Anyway. I’m not impressed or angered or dismayed or empowered by the CES Letter, except that it’s a kind of sobering sign and symptom of where we ended up as a culture. I have no reason to disbelieve those who decided it was too painful to remain with the Church, or use the Letter as their exit assist, because I find it painful on a regular basis, so much so that having some kind of painful relationship to institutional Mormonism has almost become a kind of Mormon catechism, embedded in the life of the Mormon who can’t or won’t conform to the kind of persona that contemporary Mormonism has come to demand.

In that sense I find the CES Letter to be a kind of dead scarecrow, planted in a field of mourning and suffering, something like a symbol and a warning for where things have shifted for large numbers of people on no small account (but not exlusively) because of our religion’s fraught and often poorly handled encounter with secular culture. I get that, I live there, too, even if I see the world differently. Does it finally give voice to something I’ve long thought but found hard to articulate? No. I find plenty of things in the Mormon past and present difficult to accept, but for effective communication, and genuine dialogue, form matters as much as content, and the ways in which FARMS/FAIR and then the CES Letter have long sought to illustrate the significance of our religion and set up the stakes for debate I do not find compelling at all, and in many cases I see as unnecessarily detrimental.

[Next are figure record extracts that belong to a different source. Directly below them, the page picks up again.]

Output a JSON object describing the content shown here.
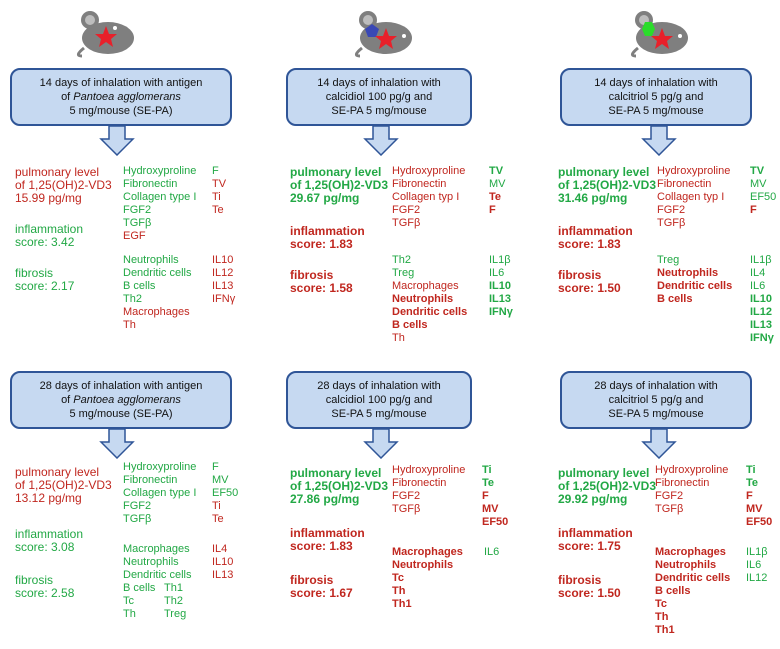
{
  "colors": {
    "red": "#c0271f",
    "green": "#22a845",
    "box_fill": "#c6d9f1",
    "box_border": "#2f5597",
    "mouse": "#7f7f7f",
    "star": "#e8202a",
    "pentagon": "#3a48b5",
    "hexagon": "#2bdc2b"
  },
  "panels": {
    "p1": {
      "box": {
        "l1": "14 days of inhalation with antigen",
        "l2a": "of ",
        "l2b": "Pantoea agglomerans",
        "l3": "5 mg/mouse (SE-PA)"
      },
      "pulm": [
        "pulmonary level",
        "of 1,25(OH)2-VD3",
        "15.99 pg/mg"
      ],
      "infl": [
        "inflammation",
        "score:  3.42"
      ],
      "fib": [
        "fibrosis",
        "score: 2.17"
      ],
      "genes": [
        {
          "t": "Hydroxyproline",
          "c": "green"
        },
        {
          "t": "Fibronectin",
          "c": "green"
        },
        {
          "t": "Collagen type I",
          "c": "green"
        },
        {
          "t": "FGF2",
          "c": "green"
        },
        {
          "t": "TGFβ",
          "c": "green"
        },
        {
          "t": "EGF",
          "c": "red"
        }
      ],
      "genes_r": [
        {
          "t": "F",
          "c": "green"
        },
        {
          "t": "TV",
          "c": "red"
        },
        {
          "t": "Ti",
          "c": "red"
        },
        {
          "t": "Te",
          "c": "red"
        }
      ],
      "cells": [
        {
          "t": "Neutrophils",
          "c": "green"
        },
        {
          "t": "Dendritic cells",
          "c": "green"
        },
        {
          "t": "B cells",
          "c": "green"
        },
        {
          "t": "Th2",
          "c": "green"
        },
        {
          "t": "Macrophages",
          "c": "red"
        },
        {
          "t": "Th",
          "c": "red"
        }
      ],
      "cells_r": [
        {
          "t": "IL10",
          "c": "red"
        },
        {
          "t": "IL12",
          "c": "red"
        },
        {
          "t": "IL13",
          "c": "red"
        },
        {
          "t": "IFNγ",
          "c": "red"
        }
      ]
    },
    "p2": {
      "box": {
        "l1": "14 days of inhalation with",
        "l2": "calcidiol 100 pg/g and",
        "l3": "SE-PA 5 mg/mouse"
      },
      "pulm": [
        "pulmonary level",
        "of 1,25(OH)2-VD3",
        "29.67 pg/mg"
      ],
      "infl": [
        "inflammation",
        "score:  1.83"
      ],
      "fib": [
        "fibrosis",
        "score: 1.58"
      ],
      "genes": [
        {
          "t": "Hydroxyproline",
          "c": "red"
        },
        {
          "t": "Fibronectin",
          "c": "red"
        },
        {
          "t": "Collagen typ I",
          "c": "red"
        },
        {
          "t": "FGF2",
          "c": "red"
        },
        {
          "t": "TGFβ",
          "c": "red"
        }
      ],
      "genes_r": [
        {
          "t": "TV",
          "c": "green",
          "b": true
        },
        {
          "t": "MV",
          "c": "green"
        },
        {
          "t": "Te",
          "c": "red",
          "b": true
        },
        {
          "t": "F",
          "c": "red",
          "b": true
        }
      ],
      "cells": [
        {
          "t": "Th2",
          "c": "green"
        },
        {
          "t": "Treg",
          "c": "green"
        },
        {
          "t": "Macrophages",
          "c": "red"
        },
        {
          "t": "Neutrophils",
          "c": "red",
          "b": true
        },
        {
          "t": "Dendritic cells",
          "c": "red",
          "b": true
        },
        {
          "t": "B cells",
          "c": "red",
          "b": true
        },
        {
          "t": "Th",
          "c": "red"
        }
      ],
      "cells_r": [
        {
          "t": "IL1β",
          "c": "green"
        },
        {
          "t": "IL6",
          "c": "green"
        },
        {
          "t": "IL10",
          "c": "green",
          "b": true
        },
        {
          "t": "IL13",
          "c": "green",
          "b": true
        },
        {
          "t": "IFNγ",
          "c": "green",
          "b": true
        }
      ]
    },
    "p3": {
      "box": {
        "l1": "14 days of inhalation with",
        "l2": "calcitriol 5 pg/g and",
        "l3": "SE-PA 5 mg/mouse"
      },
      "pulm": [
        "pulmonary level",
        "of 1,25(OH)2-VD3",
        "31.46 pg/mg"
      ],
      "infl": [
        "inflammation",
        "score:  1.83"
      ],
      "fib": [
        "fibrosis",
        "score: 1.50"
      ],
      "genes": [
        {
          "t": "Hydroxyproline",
          "c": "red"
        },
        {
          "t": "Fibronectin",
          "c": "red"
        },
        {
          "t": "Collagen typ I",
          "c": "red"
        },
        {
          "t": "FGF2",
          "c": "red"
        },
        {
          "t": "TGFβ",
          "c": "red"
        }
      ],
      "genes_r": [
        {
          "t": "TV",
          "c": "green",
          "b": true
        },
        {
          "t": "MV",
          "c": "green"
        },
        {
          "t": "EF50",
          "c": "green"
        },
        {
          "t": "F",
          "c": "red",
          "b": true
        }
      ],
      "cells": [
        {
          "t": "Treg",
          "c": "green"
        },
        {
          "t": "Neutrophils",
          "c": "red",
          "b": true
        },
        {
          "t": "Dendritic cells",
          "c": "red",
          "b": true
        },
        {
          "t": "B cells",
          "c": "red",
          "b": true
        }
      ],
      "cells_r": [
        {
          "t": "IL1β",
          "c": "green"
        },
        {
          "t": "IL4",
          "c": "green"
        },
        {
          "t": "IL6",
          "c": "green"
        },
        {
          "t": "IL10",
          "c": "green",
          "b": true
        },
        {
          "t": "IL12",
          "c": "green",
          "b": true
        },
        {
          "t": "IL13",
          "c": "green",
          "b": true
        },
        {
          "t": "IFNγ",
          "c": "green",
          "b": true
        }
      ]
    },
    "p4": {
      "box": {
        "l1": "28 days of inhalation with antigen",
        "l2a": "of ",
        "l2b": "Pantoea agglomerans",
        "l3": "5 mg/mouse (SE-PA)"
      },
      "pulm": [
        "pulmonary level",
        "of 1,25(OH)2-VD3",
        "13.12 pg/mg"
      ],
      "infl": [
        "inflammation",
        "score:  3.08"
      ],
      "fib": [
        "fibrosis",
        "score: 2.58"
      ],
      "genes": [
        {
          "t": "Hydroxyproline",
          "c": "green"
        },
        {
          "t": "Fibronectin",
          "c": "green"
        },
        {
          "t": "Collagen type I",
          "c": "green"
        },
        {
          "t": "FGF2",
          "c": "green"
        },
        {
          "t": "TGFβ",
          "c": "green"
        }
      ],
      "genes_r": [
        {
          "t": "F",
          "c": "green"
        },
        {
          "t": "MV",
          "c": "green"
        },
        {
          "t": "EF50",
          "c": "green"
        },
        {
          "t": "Ti",
          "c": "red"
        },
        {
          "t": "Te",
          "c": "red"
        }
      ],
      "cells": [
        {
          "t": "Macrophages",
          "c": "green"
        },
        {
          "t": "Neutrophils",
          "c": "green"
        },
        {
          "t": "Dendritic cells",
          "c": "green"
        },
        {
          "t": "B cells",
          "c": "green"
        },
        {
          "t": "Tc",
          "c": "green"
        },
        {
          "t": "Th",
          "c": "green"
        }
      ],
      "cells_m": [
        {
          "t": "Th1",
          "c": "green"
        },
        {
          "t": "Th2",
          "c": "green"
        },
        {
          "t": "Treg",
          "c": "green"
        }
      ],
      "cells_r": [
        {
          "t": "IL4",
          "c": "red"
        },
        {
          "t": "IL10",
          "c": "red"
        },
        {
          "t": "IL13",
          "c": "red"
        }
      ]
    },
    "p5": {
      "box": {
        "l1": "28 days of inhalation with",
        "l2": "calcidiol 100 pg/g and",
        "l3": "SE-PA 5 mg/mouse"
      },
      "pulm": [
        "pulmonary level",
        "of 1,25(OH)2-VD3",
        "27.86 pg/mg"
      ],
      "infl": [
        "inflammation",
        "score:  1.83"
      ],
      "fib": [
        "fibrosis",
        "score: 1.67"
      ],
      "genes": [
        {
          "t": "Hydroxyproline",
          "c": "red"
        },
        {
          "t": "Fibronectin",
          "c": "red"
        },
        {
          "t": "FGF2",
          "c": "red"
        },
        {
          "t": "TGFβ",
          "c": "red"
        }
      ],
      "genes_r": [
        {
          "t": "Ti",
          "c": "green",
          "b": true
        },
        {
          "t": "Te",
          "c": "green",
          "b": true
        },
        {
          "t": "F",
          "c": "red",
          "b": true
        },
        {
          "t": "MV",
          "c": "red",
          "b": true
        },
        {
          "t": "EF50",
          "c": "red",
          "b": true
        }
      ],
      "cells": [
        {
          "t": "Macrophages",
          "c": "red",
          "b": true
        },
        {
          "t": "Neutrophils",
          "c": "red",
          "b": true
        },
        {
          "t": "Tc",
          "c": "red",
          "b": true
        },
        {
          "t": "Th",
          "c": "red",
          "b": true
        },
        {
          "t": "Th1",
          "c": "red",
          "b": true
        }
      ],
      "cells_r": [
        {
          "t": "IL6",
          "c": "green"
        }
      ]
    },
    "p6": {
      "box": {
        "l1": "28 days of inhalation with",
        "l2": "calcitriol 5 pg/g and",
        "l3": "SE-PA 5 mg/mouse"
      },
      "pulm": [
        "pulmonary level",
        "of 1,25(OH)2-VD3",
        "29.92 pg/mg"
      ],
      "infl": [
        "inflammation",
        "score:  1.75"
      ],
      "fib": [
        "fibrosis",
        "score: 1.50"
      ],
      "genes": [
        {
          "t": "Hydroxyproline",
          "c": "red"
        },
        {
          "t": "Fibronectin",
          "c": "red"
        },
        {
          "t": "FGF2",
          "c": "red"
        },
        {
          "t": "TGFβ",
          "c": "red"
        }
      ],
      "genes_r": [
        {
          "t": "Ti",
          "c": "green",
          "b": true
        },
        {
          "t": "Te",
          "c": "green",
          "b": true
        },
        {
          "t": "F",
          "c": "red",
          "b": true
        },
        {
          "t": "MV",
          "c": "red",
          "b": true
        },
        {
          "t": "EF50",
          "c": "red",
          "b": true
        }
      ],
      "cells": [
        {
          "t": "Macrophages",
          "c": "red",
          "b": true
        },
        {
          "t": "Neutrophils",
          "c": "red",
          "b": true
        },
        {
          "t": "Dendritic cells",
          "c": "red",
          "b": true
        },
        {
          "t": "B cells",
          "c": "red",
          "b": true
        },
        {
          "t": "Tc",
          "c": "red",
          "b": true
        },
        {
          "t": "Th",
          "c": "red",
          "b": true
        },
        {
          "t": "Th1",
          "c": "red",
          "b": true
        }
      ],
      "cells_r": [
        {
          "t": "IL1β",
          "c": "green"
        },
        {
          "t": "IL6",
          "c": "green"
        },
        {
          "t": "IL12",
          "c": "green"
        }
      ]
    }
  }
}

This coin, of which FARMs and the Letter are two sides is meant to make things easier, either to stay or to leave. Just drop it in the vending machine slot and out pops a pretty little package full of reasons to help you justify and better articulate your already-held assumptions. But there is a crucial (Kierkegaardian) sense in which the spiritual life is to be made harder, in which both staying and leaving are meant to be difficult and fraught. Not unbearable, of course. Not miserable. But also, not comforting to the point of numbness or willful naivete of internal and external challenges. Whether one stays or leaves, the life of the spirit as well as the intellectual life is meant to be challenging, constantly re-inventing, and paradigm-undermining.

To paraphrase Tom Waits: The Church–and religion in general–can be a hellish place for some and a celestial place for others, but bad writing and thinking are destroying the quality of both our suffering and our joy by obscuring the deeper difficulties and the deeper significance of things that are meant to make leaving or staying much more meaningful and much much more challenging and invigorating.